The History of Single Embryo Transfer

The history of single embryo transfer in human patients began with research conducted on mammals in the late 19th century. At that time, Dr. W. Heape experimented with embryo transfers in rabbits. 

Early Embryonic Research

By the late 1930’s, the science was pushed forward by techniques that were described and appeared out of the imaginations of science fiction writers. Research continued over the next two decades, before Dr. M. Chang successfully used in vitro fertilization (IVF) techniques to impregnate a rabbit that carried the pregnancy full term (in 1959). 

During the 1960’s, scientists continued to refine techniques that would make it possible to fertilize a human egg outside the womb. In 1973, a group of researchers announced they had successfully impregnated a woman using IVF techniques. Unfortunately, the pregnancy did not come to full term. 

Development of Artificial Reproductive Technology

The 1980’s witnessed an explosion in assisted reproductive technology (ART) research and development. The first IVF birth in the U.S. occurred in 1981, followed by the first birth to a surrogate via embryonic transfer. 

In 1986, the Monash research group announced they had retrieved sperm from a patient with a blocked duct. The sperm was used in an IVF procedure that resulted in pregnancy. By 1987, scientists reported they had been able to fertilize an ovum with one single sperm. This led to more developments in the field of sperm aspiration and extraction. It had been discovered that some males, who were considered infertile, were actually subfertile. 

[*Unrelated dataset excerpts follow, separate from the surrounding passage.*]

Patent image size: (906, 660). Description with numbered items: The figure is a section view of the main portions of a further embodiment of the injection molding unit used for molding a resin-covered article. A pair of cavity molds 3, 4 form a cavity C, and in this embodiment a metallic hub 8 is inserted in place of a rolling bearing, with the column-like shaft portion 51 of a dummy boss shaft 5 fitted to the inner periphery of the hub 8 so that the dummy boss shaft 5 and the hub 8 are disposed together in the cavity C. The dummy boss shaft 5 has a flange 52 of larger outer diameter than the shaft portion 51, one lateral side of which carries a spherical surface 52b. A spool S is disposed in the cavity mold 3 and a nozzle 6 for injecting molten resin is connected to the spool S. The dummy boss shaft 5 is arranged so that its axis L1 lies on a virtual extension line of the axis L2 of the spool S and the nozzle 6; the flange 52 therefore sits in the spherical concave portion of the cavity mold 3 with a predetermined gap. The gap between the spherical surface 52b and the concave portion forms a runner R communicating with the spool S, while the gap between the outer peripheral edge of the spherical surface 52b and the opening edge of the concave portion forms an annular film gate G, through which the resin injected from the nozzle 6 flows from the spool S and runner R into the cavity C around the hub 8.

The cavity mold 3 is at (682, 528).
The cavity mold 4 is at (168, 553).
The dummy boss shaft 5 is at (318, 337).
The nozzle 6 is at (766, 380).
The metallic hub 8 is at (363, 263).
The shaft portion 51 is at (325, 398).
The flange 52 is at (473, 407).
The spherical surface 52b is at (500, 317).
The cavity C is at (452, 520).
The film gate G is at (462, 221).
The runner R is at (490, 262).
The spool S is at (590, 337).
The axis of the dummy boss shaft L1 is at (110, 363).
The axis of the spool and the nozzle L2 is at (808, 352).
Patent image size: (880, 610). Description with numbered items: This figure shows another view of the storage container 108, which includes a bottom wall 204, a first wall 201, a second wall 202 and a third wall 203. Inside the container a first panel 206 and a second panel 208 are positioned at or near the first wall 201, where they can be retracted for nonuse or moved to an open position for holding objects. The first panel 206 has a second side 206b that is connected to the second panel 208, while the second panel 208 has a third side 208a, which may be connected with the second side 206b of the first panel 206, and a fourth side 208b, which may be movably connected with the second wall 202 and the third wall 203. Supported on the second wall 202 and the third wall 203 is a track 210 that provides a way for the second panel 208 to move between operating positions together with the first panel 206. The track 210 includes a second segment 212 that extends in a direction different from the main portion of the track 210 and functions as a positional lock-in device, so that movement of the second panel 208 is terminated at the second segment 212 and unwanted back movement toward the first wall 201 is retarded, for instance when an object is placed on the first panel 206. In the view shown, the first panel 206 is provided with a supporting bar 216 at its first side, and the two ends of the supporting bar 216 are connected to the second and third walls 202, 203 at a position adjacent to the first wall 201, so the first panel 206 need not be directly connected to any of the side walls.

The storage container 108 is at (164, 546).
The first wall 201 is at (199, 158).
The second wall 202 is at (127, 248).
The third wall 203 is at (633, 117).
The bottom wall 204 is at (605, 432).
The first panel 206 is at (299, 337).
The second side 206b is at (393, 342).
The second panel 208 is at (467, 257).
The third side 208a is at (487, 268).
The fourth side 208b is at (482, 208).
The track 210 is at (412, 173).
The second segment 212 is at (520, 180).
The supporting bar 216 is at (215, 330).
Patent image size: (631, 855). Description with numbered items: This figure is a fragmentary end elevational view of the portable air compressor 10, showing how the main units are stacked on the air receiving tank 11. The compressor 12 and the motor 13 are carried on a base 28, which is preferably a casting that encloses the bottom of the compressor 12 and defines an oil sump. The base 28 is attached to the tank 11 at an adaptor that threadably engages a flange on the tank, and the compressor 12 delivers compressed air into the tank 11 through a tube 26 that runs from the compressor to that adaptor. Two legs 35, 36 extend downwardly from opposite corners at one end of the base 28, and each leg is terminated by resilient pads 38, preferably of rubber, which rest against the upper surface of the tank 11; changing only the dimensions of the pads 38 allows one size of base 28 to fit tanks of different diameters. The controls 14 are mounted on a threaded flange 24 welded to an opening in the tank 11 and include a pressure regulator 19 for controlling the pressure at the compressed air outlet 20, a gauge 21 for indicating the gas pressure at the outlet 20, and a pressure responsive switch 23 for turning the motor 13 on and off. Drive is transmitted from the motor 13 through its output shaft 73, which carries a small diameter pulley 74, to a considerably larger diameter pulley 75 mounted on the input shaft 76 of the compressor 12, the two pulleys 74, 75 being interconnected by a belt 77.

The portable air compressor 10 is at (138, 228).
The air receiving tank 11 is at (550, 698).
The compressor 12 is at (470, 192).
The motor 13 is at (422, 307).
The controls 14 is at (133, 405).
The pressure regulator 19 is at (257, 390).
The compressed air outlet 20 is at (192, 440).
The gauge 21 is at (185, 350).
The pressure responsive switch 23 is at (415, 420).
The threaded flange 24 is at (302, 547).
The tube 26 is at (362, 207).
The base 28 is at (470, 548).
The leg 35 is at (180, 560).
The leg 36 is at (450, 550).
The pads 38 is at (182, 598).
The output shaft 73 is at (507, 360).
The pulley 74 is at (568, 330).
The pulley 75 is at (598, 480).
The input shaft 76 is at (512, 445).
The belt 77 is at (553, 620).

Focus on Male Reproduction

During the 1990’s, much of the ART research focused on male reproduction. By 1992, the first pregnancy resulting from intracytoplasmic sperm injection (ICSI) occurred. Shortly thereafter, testicular sperm extraction (TESE) methods were developed and introduced. 

With TESE, it is possible to extract sperm from testes of males suffering from blockages or congenital defects; however, some males have very limited amounts of viable sperm. In 2004, Dr. Gardner and his associates developed the single blastocyst transfer (SBT) or single embryo transfer. 

While research continues in the treatment of both males and females, the focus has shifted to the study of DNA and genetics.